Enclave separatista arménio em território do Azerbaijão, país vizinho do Irão, o território do Nagorno-Karabakh é palco de violentos combates entre forças arménias e azeris desde 27 de setembro.

Nagorno-Karabakh, habitado na época soviética por uma maioria arménia cristã e uma minoria azeri muçulmana xiita, efetuou a secessão do Azerbaijão após a queda da URSS, motivando uma guerra com 30.000 mortos e centenas de milhares de deslocados.

A frente está congelada desde um cessar-fogo em 1984, apesar de confrontos regulares. Os dois campos rejeitam mutuamente a responsabilidade pelo reinício das hostilidades.
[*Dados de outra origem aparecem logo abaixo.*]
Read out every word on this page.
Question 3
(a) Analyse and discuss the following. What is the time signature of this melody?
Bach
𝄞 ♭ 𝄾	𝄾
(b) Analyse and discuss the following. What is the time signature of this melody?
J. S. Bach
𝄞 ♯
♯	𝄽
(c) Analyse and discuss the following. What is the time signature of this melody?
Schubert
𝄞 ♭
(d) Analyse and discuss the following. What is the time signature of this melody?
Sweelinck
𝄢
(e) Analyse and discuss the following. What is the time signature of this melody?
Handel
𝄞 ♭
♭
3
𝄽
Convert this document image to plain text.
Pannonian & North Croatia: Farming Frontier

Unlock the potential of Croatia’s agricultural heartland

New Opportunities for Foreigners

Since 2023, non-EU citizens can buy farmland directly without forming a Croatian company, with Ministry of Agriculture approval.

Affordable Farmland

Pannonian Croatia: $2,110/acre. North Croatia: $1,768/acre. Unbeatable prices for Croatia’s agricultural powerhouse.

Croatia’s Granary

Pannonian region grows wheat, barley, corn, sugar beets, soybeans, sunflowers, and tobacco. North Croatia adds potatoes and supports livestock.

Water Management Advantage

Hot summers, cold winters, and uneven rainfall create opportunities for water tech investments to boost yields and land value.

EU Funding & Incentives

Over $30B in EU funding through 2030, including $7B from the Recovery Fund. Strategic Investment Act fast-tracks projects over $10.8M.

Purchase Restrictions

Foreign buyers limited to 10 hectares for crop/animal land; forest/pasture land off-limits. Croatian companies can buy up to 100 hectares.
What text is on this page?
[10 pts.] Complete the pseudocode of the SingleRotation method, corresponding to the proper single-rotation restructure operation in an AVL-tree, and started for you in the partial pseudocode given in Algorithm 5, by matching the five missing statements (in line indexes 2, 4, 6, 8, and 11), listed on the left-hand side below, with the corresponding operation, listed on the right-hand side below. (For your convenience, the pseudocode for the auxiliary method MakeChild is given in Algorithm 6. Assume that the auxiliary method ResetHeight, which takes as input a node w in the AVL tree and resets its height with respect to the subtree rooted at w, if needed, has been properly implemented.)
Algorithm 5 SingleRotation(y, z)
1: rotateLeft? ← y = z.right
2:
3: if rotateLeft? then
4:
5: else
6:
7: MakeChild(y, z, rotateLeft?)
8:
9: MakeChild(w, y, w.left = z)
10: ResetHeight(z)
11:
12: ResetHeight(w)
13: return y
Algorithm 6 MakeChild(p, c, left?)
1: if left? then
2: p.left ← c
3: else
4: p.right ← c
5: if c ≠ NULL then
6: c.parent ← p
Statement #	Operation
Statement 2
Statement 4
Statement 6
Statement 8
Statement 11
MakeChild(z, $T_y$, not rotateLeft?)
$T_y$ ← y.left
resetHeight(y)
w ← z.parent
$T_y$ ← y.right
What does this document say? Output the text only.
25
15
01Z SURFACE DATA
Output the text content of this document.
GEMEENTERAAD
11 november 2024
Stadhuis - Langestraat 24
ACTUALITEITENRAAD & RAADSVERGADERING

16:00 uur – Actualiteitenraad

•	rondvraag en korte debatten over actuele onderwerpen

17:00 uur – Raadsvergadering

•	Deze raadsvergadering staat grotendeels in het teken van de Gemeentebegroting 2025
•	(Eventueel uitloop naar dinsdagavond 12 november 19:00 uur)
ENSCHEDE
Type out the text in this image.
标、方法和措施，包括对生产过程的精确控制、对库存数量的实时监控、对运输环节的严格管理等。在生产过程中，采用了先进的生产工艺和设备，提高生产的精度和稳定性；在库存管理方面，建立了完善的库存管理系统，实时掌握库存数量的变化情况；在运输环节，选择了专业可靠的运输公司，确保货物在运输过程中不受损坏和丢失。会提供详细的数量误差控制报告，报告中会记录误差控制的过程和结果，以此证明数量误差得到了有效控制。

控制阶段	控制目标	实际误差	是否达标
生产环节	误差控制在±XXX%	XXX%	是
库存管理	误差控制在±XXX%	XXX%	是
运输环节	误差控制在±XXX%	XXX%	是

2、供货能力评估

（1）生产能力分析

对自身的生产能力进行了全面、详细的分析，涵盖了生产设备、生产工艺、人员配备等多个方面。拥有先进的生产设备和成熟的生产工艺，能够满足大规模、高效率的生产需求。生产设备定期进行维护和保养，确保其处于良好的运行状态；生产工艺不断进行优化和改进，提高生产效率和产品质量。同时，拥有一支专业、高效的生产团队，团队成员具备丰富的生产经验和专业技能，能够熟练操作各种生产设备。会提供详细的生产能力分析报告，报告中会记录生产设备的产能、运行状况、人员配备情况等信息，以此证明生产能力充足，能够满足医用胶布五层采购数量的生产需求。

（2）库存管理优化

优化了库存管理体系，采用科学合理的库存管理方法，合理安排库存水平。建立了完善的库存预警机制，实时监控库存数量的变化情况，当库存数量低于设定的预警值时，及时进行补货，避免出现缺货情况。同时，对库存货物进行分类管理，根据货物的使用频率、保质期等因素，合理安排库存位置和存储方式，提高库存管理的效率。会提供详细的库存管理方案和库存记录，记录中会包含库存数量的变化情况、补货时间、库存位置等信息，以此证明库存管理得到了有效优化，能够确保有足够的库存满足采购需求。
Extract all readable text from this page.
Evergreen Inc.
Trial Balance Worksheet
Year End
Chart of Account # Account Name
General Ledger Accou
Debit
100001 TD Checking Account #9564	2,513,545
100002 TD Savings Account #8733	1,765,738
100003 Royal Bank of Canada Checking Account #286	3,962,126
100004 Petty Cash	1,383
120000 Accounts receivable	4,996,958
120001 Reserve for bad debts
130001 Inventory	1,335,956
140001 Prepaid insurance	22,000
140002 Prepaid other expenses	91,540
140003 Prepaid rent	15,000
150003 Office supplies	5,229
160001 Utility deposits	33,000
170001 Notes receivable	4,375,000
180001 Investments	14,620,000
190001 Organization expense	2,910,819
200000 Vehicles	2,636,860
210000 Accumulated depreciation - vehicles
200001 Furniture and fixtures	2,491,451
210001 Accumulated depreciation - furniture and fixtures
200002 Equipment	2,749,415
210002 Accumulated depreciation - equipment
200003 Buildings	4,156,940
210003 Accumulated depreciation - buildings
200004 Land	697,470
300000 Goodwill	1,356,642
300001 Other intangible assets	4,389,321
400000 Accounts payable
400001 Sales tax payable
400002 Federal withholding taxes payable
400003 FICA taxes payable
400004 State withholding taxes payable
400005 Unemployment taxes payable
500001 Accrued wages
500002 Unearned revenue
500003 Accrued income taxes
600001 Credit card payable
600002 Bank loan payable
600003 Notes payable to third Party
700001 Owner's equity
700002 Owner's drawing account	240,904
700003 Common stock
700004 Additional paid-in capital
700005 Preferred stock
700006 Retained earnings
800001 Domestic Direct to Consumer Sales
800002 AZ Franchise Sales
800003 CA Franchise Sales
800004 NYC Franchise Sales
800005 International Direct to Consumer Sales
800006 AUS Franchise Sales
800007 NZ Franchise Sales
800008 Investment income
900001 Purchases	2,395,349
No exterior, o receio consiste em que o conflito se internacionalize numa região, o Cáucaso do Sul, onde russos, turcos, iranianos e ocidentais possuem interesses, e quando Ancara encoraja a ofensiva de Baku e Moscovo está ligado a Erevan por um tratado militar.

O Presidente azeri excluiu qualquer trégua sem uma retirada arménia do Nagorno-Karabakh e acusa a Arménia de pretender envolver a Rússia no conflito, através da sua aliança com Erevan na Organização do Tratado de Segurança Coletiva (OTSC).